Mais, il y a une autre nouvelle qui est beaucoup plus importante et qui pourrait changer la face des élections. Les représentants du Parti nationaliste chinois (KMT) et du Parti populaire de Taïwan (TPP) se sont réunis le 15 novembre 2023 à la Fondation Ma Ying-jeou à Taipei pour négocier leur candidature commune pour la course présidentielle. Cette réunion à huis clos entre le maire de la ville de New Taipei et candidat du KMT, Hou You-yi, le président du KMT Eric Chu et le président et candidat du TPP, Ko Wen-je, a statué sur la question de savoir qui représentera l’opposition lors du scrutin présidentiel de janvier : Hou ou bien Ko. A l’issue de la réunion, les participants ont déclaré qu’ils avaient convenu d’utiliser les résultats du sondage comme base de leur décision, scellant ainsi leur alliance. Les partis se trouvaient auparavant dans une impasse sur la manière de former une coalition, le KMT étant favorable à des primaires ouvertes et le TPP privilégiant les sondages d’opinion. Ils ont également convenu de former un gouvernement de coalition s’ils sont élus, avec des ministres (autres que ceux de la défense nationale, des affaires étrangères et des affaires inter-détroit choisis par le président) choisis en fonction de la proportion de législateurs de chaque parti.
Après la réunion, Ma Ying-jeou a déclaré aux journalistes que les deux parties ont conclu « un accord de coopération, créant un précédent inédit dans l’histoire politique de Taïwan ». Effectivement, une coalition inter-parti n’a jamais vu le jour lors d’élections présidentielles. Le fait que ce soit l’ancien président Ma Ying-jeou qui a servi de force motrice pour pousser à ce rapprochement, montre le caractère « bleu » de cette coalition.
Alors que Ko Wen-je n’a cessé de promouvoir son parti sur la base d’un « ni, ni » de type « centriste », à savoir ni DPP ni KMT, la poignée de main entre Ko et Hou (et Chu) sous la pression de Ma aurait pour conséquence de montrer que le TPP est dans l’orbite du KMT et qu’il est prêt à compromettre certaines de ses valeurs et à faire taire certaines de ses critiques envers le KMT pour pouvoir remporter la présidence.

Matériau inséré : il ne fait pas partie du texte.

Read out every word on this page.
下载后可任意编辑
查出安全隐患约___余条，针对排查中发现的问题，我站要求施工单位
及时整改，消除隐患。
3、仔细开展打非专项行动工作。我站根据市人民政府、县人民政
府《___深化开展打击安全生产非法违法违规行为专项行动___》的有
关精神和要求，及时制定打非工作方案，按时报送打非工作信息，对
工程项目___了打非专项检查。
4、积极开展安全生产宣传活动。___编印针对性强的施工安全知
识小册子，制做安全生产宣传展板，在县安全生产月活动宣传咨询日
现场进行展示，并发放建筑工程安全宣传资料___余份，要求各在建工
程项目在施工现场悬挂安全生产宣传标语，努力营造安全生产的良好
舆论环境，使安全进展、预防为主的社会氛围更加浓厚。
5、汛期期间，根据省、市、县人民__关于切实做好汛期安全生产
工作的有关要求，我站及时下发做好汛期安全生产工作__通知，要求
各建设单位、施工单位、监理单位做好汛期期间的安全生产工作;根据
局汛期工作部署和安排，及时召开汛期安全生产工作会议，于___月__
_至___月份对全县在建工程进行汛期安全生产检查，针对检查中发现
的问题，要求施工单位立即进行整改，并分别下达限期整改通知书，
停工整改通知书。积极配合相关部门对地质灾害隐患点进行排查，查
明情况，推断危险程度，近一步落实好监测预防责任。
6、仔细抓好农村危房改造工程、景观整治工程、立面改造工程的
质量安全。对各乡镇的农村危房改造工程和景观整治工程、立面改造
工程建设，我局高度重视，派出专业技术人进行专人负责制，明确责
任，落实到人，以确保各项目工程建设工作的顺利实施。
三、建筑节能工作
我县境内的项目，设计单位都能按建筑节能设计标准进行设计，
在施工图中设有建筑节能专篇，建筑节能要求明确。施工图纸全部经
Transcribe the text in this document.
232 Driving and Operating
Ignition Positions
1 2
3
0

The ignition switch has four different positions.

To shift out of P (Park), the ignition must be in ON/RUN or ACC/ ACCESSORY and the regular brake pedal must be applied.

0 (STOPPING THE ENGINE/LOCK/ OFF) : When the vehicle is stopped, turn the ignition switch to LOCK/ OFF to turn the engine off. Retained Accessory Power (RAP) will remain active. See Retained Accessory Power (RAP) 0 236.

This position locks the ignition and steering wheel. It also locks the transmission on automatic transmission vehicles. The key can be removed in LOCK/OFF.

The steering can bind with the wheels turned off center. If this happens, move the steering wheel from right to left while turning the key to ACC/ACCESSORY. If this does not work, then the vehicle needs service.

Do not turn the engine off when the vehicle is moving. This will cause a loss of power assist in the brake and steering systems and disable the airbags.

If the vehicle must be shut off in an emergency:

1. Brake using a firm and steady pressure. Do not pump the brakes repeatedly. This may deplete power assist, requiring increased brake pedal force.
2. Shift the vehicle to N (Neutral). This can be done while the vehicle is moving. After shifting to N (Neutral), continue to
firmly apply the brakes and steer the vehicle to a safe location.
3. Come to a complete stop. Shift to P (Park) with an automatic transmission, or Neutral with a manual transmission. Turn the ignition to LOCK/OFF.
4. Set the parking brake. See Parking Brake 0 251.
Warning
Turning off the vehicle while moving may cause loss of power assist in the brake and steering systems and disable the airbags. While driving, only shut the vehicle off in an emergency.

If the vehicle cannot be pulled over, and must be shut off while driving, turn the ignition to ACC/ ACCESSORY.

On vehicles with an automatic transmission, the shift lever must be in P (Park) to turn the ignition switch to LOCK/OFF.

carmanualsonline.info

De ce point de vue, le TPP pourrait apparaître comme un cheval de Troie du KMT. La possibilité de gagner la présidentielle se ferait donc au prix de la perte de son identité politique.
De plus, la personnalité explosive de Ko ne préjuge pas de la viabilité ou durabilité de l’accord qui, de fait, à la date du 18 novembre, semble sur le point de capoter à cause d’un désaccord sur la manière de fixer la tête de liste en fonction des sondages et de leurs marges d’erreur.
Voilà qui pourrait rassurer le DPP qui, pour la première fois depuis le début de la campagne, était sur la défensive. En effet, les sondages donnaient le couple Ko/Hou gagnant que ce soit avec Ko en leader (victoire plus nette : 48 contre 39) ou bien Hou (46 contre 41). Le DPP va vite devoir trouver la parade s’il ne veut pas dépendre des erreurs stratégiques et des guerres d’égo de ses adversaires. Pékin, on s’en doute, suit l’affaire de très près.